As a student at UGA, Stephanie Yarnell-Mac Grory envisioned working at the Centers for Disease Control and Prevention (CDC). She wanted to track down and fight epidemics, and she angled her schoolwork in that direction, excelling at every step. She was a UGA Presidential Scholar, a CURO Scholar, and a member of the Honors Program. She triple-majored in ecology, biology, and microbiology, and after graduating with highest honors, she entered a combined MD/PhD program, which are notoriously difficult to get into.
Her doctoral work involved tracking down and identifying the cause of an emerging epidemic, but through the process, she realized infectious disease research was not what she wanted to do with her life. After successfully defending her dissertation in record time, she returned to clinical rotations. With only nine months before she had to declare the medical specialty that would determine the rest of her career, Yarnell-Mac Grory BS ’06, understandably, felt the pressure. But her clinical rotation on the psychosis ward was a turning point; she became fascinated by the ways in which the brain could malfunction—and found a new purpose.
“Then I started looking into the research and realized that the brain is one of those areas where there is so much left to explore,” she says. “From there, it was easy to decide what I was going to do.”
After graduating first in her medical school class, she joined Yale University’s Neuroscience Research Training Program and completed her residency, as well as fellowships in forensic and addiction psychiatry. Yarnell-Mac Grory is now the chief fellow in the Addiction Psychiatry Fellowship Program at the Yale University School of Medicine, where she works with patients struggling with substance abuse. Many are veterans who battle not just addiction but war-related injuries that are not necessarily physical. In the clinic, she treats their symptoms, and then she goes to her lab, where she researches their causes.
“I am humbled listening to their stories,” she says. “Some of the things they have experienced are catastrophic. Many of the veterans coming back from Iraq and Afghanistan are suffering from traumatic brain injuries—and many other conditions—that psychiatrists can address.”

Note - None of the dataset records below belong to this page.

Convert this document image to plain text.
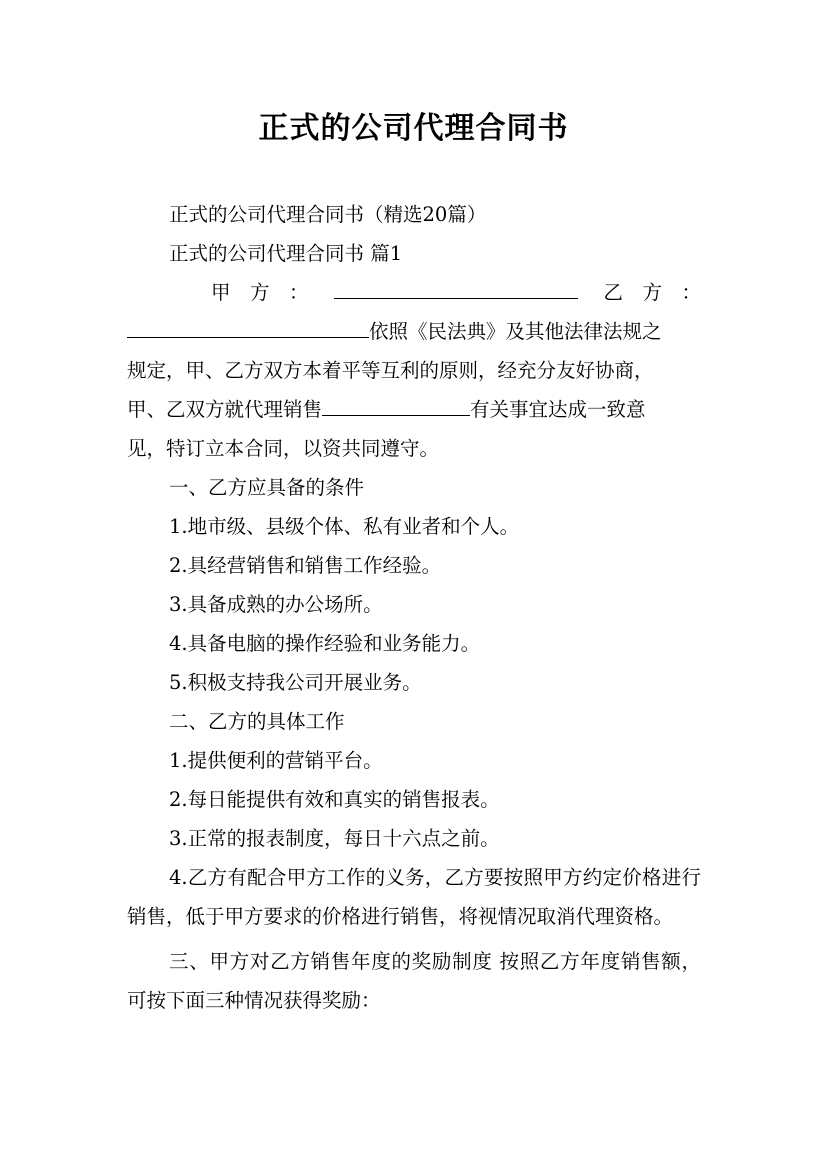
正式的公司代理合同书

正式的公司代理合同书（精选20篇）

正式的公司代理合同书 篇1

甲　方　：	乙　方　：
依照《民法典》及其他法律法规之

规定，甲、乙方双方本着平等互利的原则，经充分友好协商，

甲、乙双方就代理销售	有关事宜达成一致意

见，特订立本合同，以资共同遵守。

一、乙方应具备的条件

1.地市级、县级个体、私有业者和个人。

2.具经营销售和销售工作经验。

3.具备成熟的办公场所。

4.具备电脑的操作经验和业务能力。

5.积极支持我公司开展业务。

二、乙方的具体工作

1.提供便利的营销平台。

2.每日能提供有效和真实的销售报表。

3.正常的报表制度，每日十六点之前。

4.乙方有配合甲方工作的义务，乙方要按照甲方约定价格进行销售，低于甲方要求的价格进行销售，将视情况取消代理资格。

三、甲方对乙方销售年度的奖励制度 按照乙方年度销售额，可按下面三种情况获得奖励：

In 2018, Yale named Yarnell-Mac Grory an emerging biomedical scholar (one of its highest awards for young researchers) and sent her to Washington, D.C., to advocate for the role of science in policy. She also spends a lot of time talking to Yale medical students and residents, encouraging them to enter psychiatry, an underrepresented but much-needed field.
On the research side, Yarnell-Mac Grory is the principle investigator on two current studies. One uses functional neuroimaging techniques to investigate the effects of oleoylethanolamide on alcohol use in real time. The other involves tracking and characterizing the fentanyl epidemic, something Yarnell-Mac Grory is particularly passionate about addressing, as she is involved in community projects in Connecticut to fight the opioid epidemic.
“Psychiatry is a field where you can make a dramatic difference in people’s lives,” Yarnell-Mac Grory says. “You can also make an incredible difference in the field. There are so many projects that need to be done—we are only just getting started.”